Apprezzo meno quelle che potremmo definire “interviste di rimando”. Fazio, infatti, spesso pone domande basate su dichiarazioni che l’ospite ha già rilasciato, del tipo: “Hai dichiarato che… ce lo vuoi spiegare?”. Non sempre repetita iuvant, soprattutto per gli spettatori che vorrebbero domande e risposte inedite e un po’ di verve in più. Inoltre, non credo nemmeno che Fazio debba essere martirizzato: ha avuto tanto e avrà tanto anche altrove. Semplicemente non possono essere le ingerenze politiche a determinare l’andamento della televisione pubblica, anche a livello puramente commerciale. Sostituire un programma di successo come quello di Fazio mettendo magari uomini vicini alle idee di governo – Nicola Porro? Pino Insegno convertito in fine analista politico? Iva Zanicchi dall’alto della sua prestigiosa esperienza da europarlamentare? – difficilmente porterà gli stessi effetti in termini di risultati, quindi share e qualità. Solo che adesso anche giornalisti e personaggi dello spettacolo stanno passando all’incasso, e la spartizione delle poltrone è un gioco che la Rai conosce ormai bene, seppur adesso somigli sempre di più a un metodo da tirannide, con gli epigoni del MinCulPop a scegliere cosa mostrare al pubblico e cosa eliminare.

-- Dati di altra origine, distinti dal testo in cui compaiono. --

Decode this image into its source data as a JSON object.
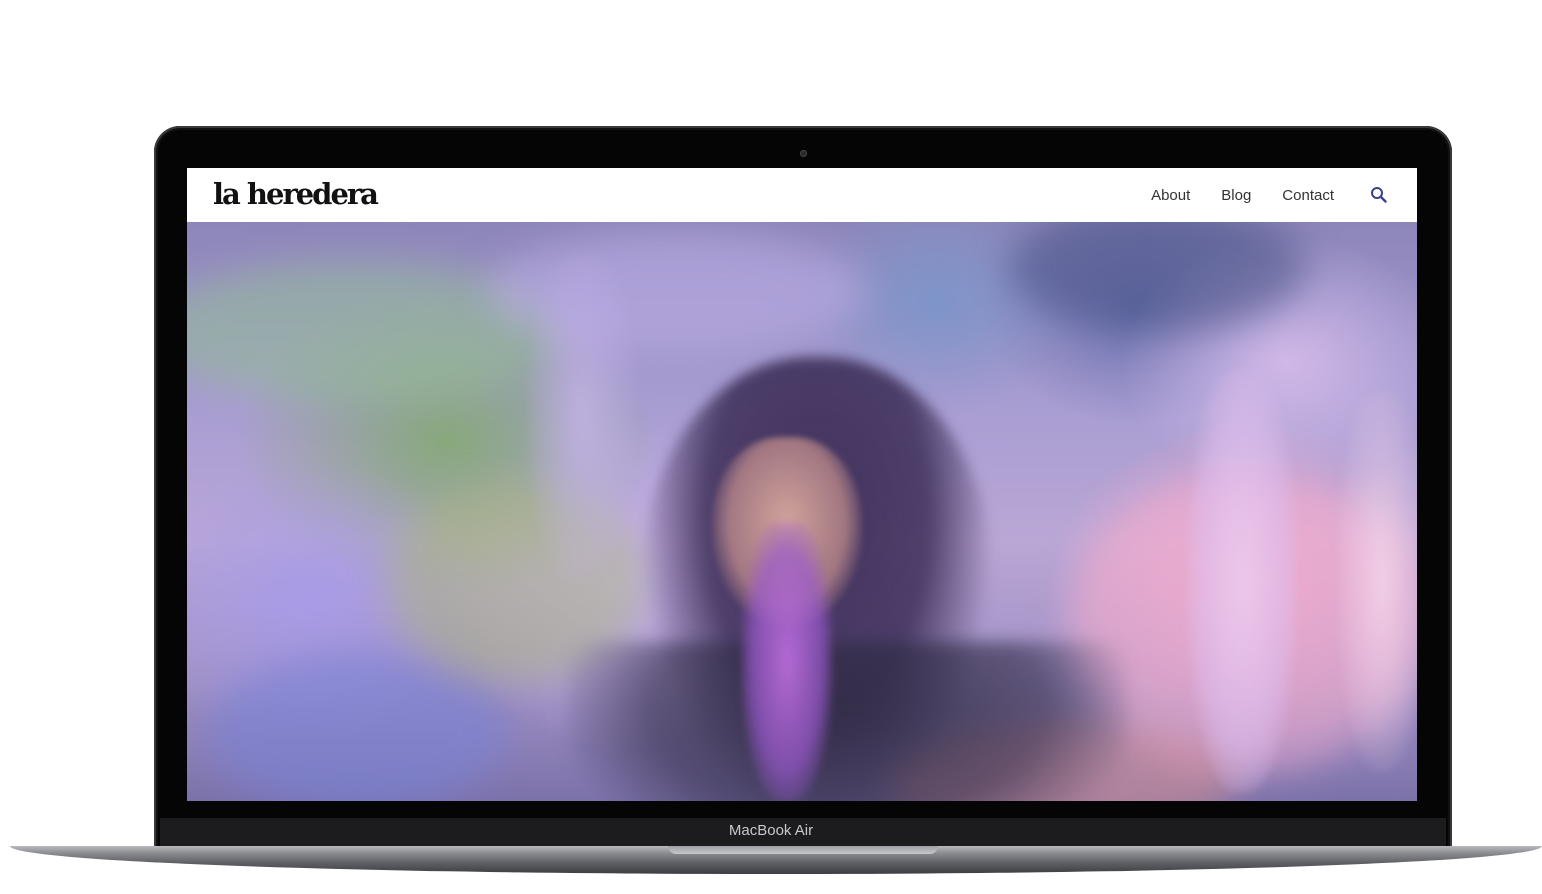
{
  "site": {
    "logo": "la heredera",
    "nav": [
      {
        "label": "About"
      },
      {
        "label": "Blog"
      },
      {
        "label": "Contact"
      }
    ],
    "search_icon": "search-icon"
  },
  "device": {
    "label": "MacBook Air"
  },
  "colors": {
    "nav_text": "#333333",
    "search_icon": "#3b3f8f",
    "bezel": "#050505"
  }
}
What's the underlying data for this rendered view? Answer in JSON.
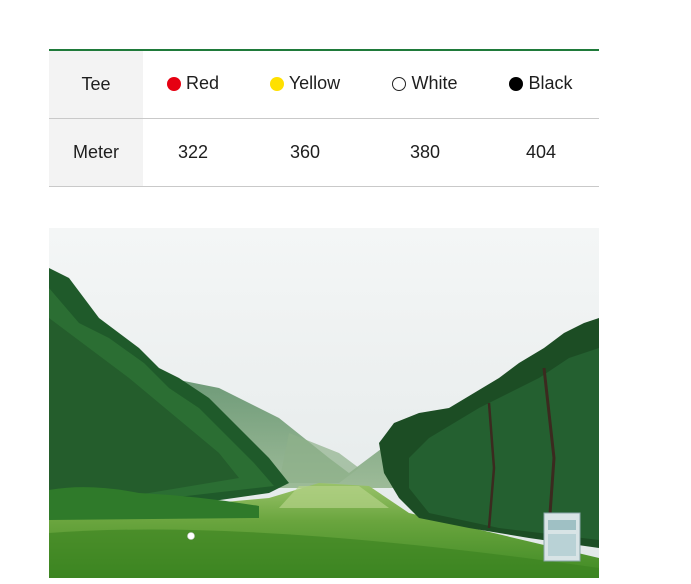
{
  "table": {
    "header_label": "Tee",
    "value_label": "Meter",
    "tees": [
      {
        "name": "Red",
        "color": "#e60012",
        "meter": "322"
      },
      {
        "name": "Yellow",
        "color": "#ffe000",
        "meter": "360"
      },
      {
        "name": "White",
        "color": "#ffffff",
        "meter": "380"
      },
      {
        "name": "Black",
        "color": "#000000",
        "meter": "404"
      }
    ],
    "accent_color": "#1f7a3a"
  },
  "photo": {
    "subject": "golf-course-hole-photo"
  }
}
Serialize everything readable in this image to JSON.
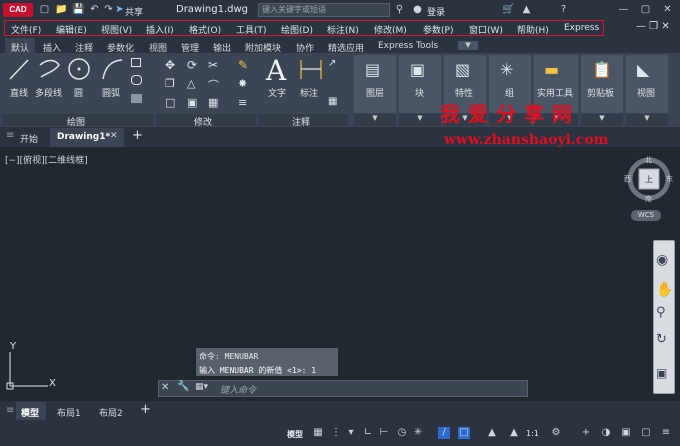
{
  "app": {
    "logo": "CAD",
    "share": "共享",
    "title": "Drawing1.dwg",
    "search_placeholder": "键入关键字或短语",
    "login": "登录"
  },
  "menu": [
    "文件(F)",
    "编辑(E)",
    "视图(V)",
    "插入(I)",
    "格式(O)",
    "工具(T)",
    "绘图(D)",
    "标注(N)",
    "修改(M)",
    "参数(P)",
    "窗口(W)",
    "帮助(H)",
    "Express"
  ],
  "ribbon_tabs": [
    "默认",
    "插入",
    "注释",
    "参数化",
    "视图",
    "管理",
    "输出",
    "附加模块",
    "协作",
    "精选应用",
    "Express Tools"
  ],
  "ribbon": {
    "draw": {
      "panel": "绘图",
      "line": "直线",
      "polyline": "多段线",
      "circle": "圆",
      "arc": "圆弧"
    },
    "modify": {
      "panel": "修改"
    },
    "annotation": {
      "panel": "注释",
      "text": "文字",
      "dimension": "标注"
    },
    "layers": "图层",
    "block": "块",
    "properties": "特性",
    "group": "组",
    "utilities": "实用工具",
    "clipboard": "剪贴板",
    "view": "视图"
  },
  "doc_tabs": {
    "start": "开始",
    "drawing": "Drawing1*"
  },
  "viewport_label": "[−][俯视][二维线框]",
  "viewcube": {
    "north": "北",
    "south": "南",
    "west": "西",
    "east": "东",
    "top": "上",
    "wcs": "WCS"
  },
  "ucs": {
    "y": "Y",
    "x": "X"
  },
  "command": {
    "history1": "命令: MENUBAR",
    "history2": "输入 MENUBAR 的新值 <1>: 1",
    "placeholder": "键入命令"
  },
  "watermark": {
    "cn": "我爱分享网",
    "url": "www.zhanshaoyi.com"
  },
  "layout_tabs": [
    "模型",
    "布局1",
    "布局2"
  ],
  "status": {
    "model": "模型",
    "scale": "1:1"
  },
  "colors": {
    "menu_highlight": "#d01a2a",
    "logo": "#c8102e",
    "watermark": "#e01020"
  }
}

La vicenda Fazio non deve essere quindi percepita come una difesa a oltranza del personaggio – che può piacere o meno – ma una battaglia per il pluralismo nel servizio pubblico e per la salvaguardia di chi non è subordinato ai diktat governativi. Il tutto considerando che altre tre reti generaliste, quelle Mediaset, appartengono già a una delle tre teste del governo, per un’anomalia tutta italiana che ci portiamo dietro da decenni – e che colpevolmente la sinistra non ha mai aggiustato. Inoltre, fa impressione che i tentacoli della destra raggiungano anche Rai Tre, storica oasi di sinistra, anche durante i governi destrorsi. Una caratteristica della Rai, infatti, è sempre stata quella di garantire uno spazio alla “minoranza politica” e dei contenuti di gradimento per le diverse fasce della popolazione. Una sorta di tripartizione partitica dei canali Rai. Stavolta invece è stato eliminato proprio il principale programma di Rai Tre, tradizionalmente canale più a sinistra. La prospettiva per il futuro riguarda anche una questione di riferimenti culturali. Salvini è un noto appassionato del Grande Fratello e dei suoi derivati, tanto da dichiarare qualche anno fa: “E anche quest’anno è andata! Il Grande Fratello è come la Serie A: come si può stare senza per tutti questi mesi?”. Per anni, sui social, ha rincarato la dose postando foto in cui passava le serate davanti a reality show di dubbio gusto, mentre magari su Rai Tre Fazio stava dialogando con un antropologo o con uno scienziato di fama mondiale. È la berlusconizzazione del Paese, un collasso culturale che ha avuto ripercussioni in questi decenni nel substrato sociale, solo che adesso si è aggiunta la quota nera del melonismo. Quindi non ci resta che aspettare con impazienza uno speciale in prima serata con un conduttore di telequiz che ci spiega la crudeltà dei partigiani e una star dei cinepanettoni intenta a raccontarci la bonifica dell’Agro Pontino. Viva la Rai.